Even if the new job involves a pay cut or lateral move career-wise, it’s still a chance to build skills.

Here are five ways to make the most of an imperfect job.

Do the job well.

Excelling at the current job is often the easiest way to be considered for a different, more rewarding job. Even if the current job isn’t ideal, it’s still a chance to learn both technical skills, such as coding or writing presentations, and the so-called “soft” skills, such as conflict management, organizational awareness, and even empathy. “Your new work environment will provide the opportunities to improve skills that are important for where you are looking to take your career,” says Ryan Frechette, a career coach at Korn Ferry Advance.

Have a positive attitude.

“This is your next job, not your last job,” Frechette says. Even if the new job involves a pay cut or lateral move career-wise, it’s still a chance to build skills. And workers may be pleasantly surprised by the role and enjoy the experience and people.

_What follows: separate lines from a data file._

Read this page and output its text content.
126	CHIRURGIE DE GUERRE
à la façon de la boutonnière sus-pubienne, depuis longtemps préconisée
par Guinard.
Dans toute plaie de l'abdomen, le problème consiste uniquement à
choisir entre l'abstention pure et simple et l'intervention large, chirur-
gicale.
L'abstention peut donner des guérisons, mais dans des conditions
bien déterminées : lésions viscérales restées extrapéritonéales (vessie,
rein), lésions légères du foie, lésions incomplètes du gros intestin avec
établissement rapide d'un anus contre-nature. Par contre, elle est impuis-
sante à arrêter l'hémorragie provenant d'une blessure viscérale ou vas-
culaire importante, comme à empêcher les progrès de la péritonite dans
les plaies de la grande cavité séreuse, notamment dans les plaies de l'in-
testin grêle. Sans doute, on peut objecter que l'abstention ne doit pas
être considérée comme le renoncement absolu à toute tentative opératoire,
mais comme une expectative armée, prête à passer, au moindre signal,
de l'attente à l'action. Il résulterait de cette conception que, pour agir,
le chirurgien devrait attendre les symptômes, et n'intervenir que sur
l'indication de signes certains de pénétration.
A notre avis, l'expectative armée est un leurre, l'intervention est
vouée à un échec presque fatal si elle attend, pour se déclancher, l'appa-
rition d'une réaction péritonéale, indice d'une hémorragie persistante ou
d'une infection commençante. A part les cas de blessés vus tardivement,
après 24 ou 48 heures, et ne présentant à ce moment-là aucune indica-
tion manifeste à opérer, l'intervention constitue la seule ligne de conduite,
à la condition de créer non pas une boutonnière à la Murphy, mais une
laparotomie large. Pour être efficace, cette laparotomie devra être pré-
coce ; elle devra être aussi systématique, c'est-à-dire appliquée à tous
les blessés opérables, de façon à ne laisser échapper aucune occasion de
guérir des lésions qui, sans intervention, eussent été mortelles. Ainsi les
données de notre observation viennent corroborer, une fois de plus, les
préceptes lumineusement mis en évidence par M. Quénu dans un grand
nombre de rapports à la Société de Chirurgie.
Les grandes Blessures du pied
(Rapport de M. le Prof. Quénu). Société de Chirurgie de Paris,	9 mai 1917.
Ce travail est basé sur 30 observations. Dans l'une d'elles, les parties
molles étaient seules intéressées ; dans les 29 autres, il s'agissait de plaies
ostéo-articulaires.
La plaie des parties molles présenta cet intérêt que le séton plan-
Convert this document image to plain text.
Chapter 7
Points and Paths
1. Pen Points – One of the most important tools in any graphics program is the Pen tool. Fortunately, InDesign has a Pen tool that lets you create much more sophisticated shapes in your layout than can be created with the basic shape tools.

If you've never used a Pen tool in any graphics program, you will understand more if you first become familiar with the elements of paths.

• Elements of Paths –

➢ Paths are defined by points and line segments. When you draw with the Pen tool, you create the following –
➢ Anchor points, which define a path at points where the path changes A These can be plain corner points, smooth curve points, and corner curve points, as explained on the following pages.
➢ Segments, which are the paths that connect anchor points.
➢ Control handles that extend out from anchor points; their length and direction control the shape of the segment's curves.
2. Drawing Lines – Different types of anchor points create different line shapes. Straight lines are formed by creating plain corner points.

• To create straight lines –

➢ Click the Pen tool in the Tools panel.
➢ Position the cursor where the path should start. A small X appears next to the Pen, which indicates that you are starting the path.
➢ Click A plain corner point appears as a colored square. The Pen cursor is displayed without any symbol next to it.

Plus, grousing about how good the job market looked six months ago doesn’t change the fact that jobs right now—and likely for the next several months—might be hard to come by. “People are taking jobs that maybe they didn’t expect, but you have to level set right now because otherwise your income could be zero,” says Hayes.

Ask the boss for more.

Once a new hire has established that they can do the job, they can ask their supervisors what other ways they can help, Hayes says. Nearly every boss could use help with something. Indeed, some experts believe that making the boss’s life easier is an essential career skill. Some easy ways to help out the boss include taking on projects that no one else wants or learning a tough skill.

Network, network, network.

According to Korn Ferry studies, about 80% of people say that their current job came from a referral or connection from someone they know. New jobs are great opportunities to expand both internal and external networks. Focus on how you can help others, and when the time comes, others will be more than happy to help you. Networking will help anyone learn who the key stakeholders are within the organization, Hayes says.

Think about that next job.

There’s no shame in planning ahead. It takes time to get any job, let alone the right job. Experts suggest taking the job currently offered but to keep looking for something that may be more aligned with what you really want. “It’s not an either/or situation, but rather a both/and situation,” Hayes says.

Organizations sometimes frown upon candidates who want to leave their current roles after only a few months, but these current, unusual times might make that obstacle easier to overcome. Nobody will fault an applicant from doing what they needed to do to provide for themselves or their families, Frechette says. “Organizations that would judge this move negatively would likely not be the kind of organization you want to be part of,” he says. Just make sure that the job search doesn’t interfere with the new role.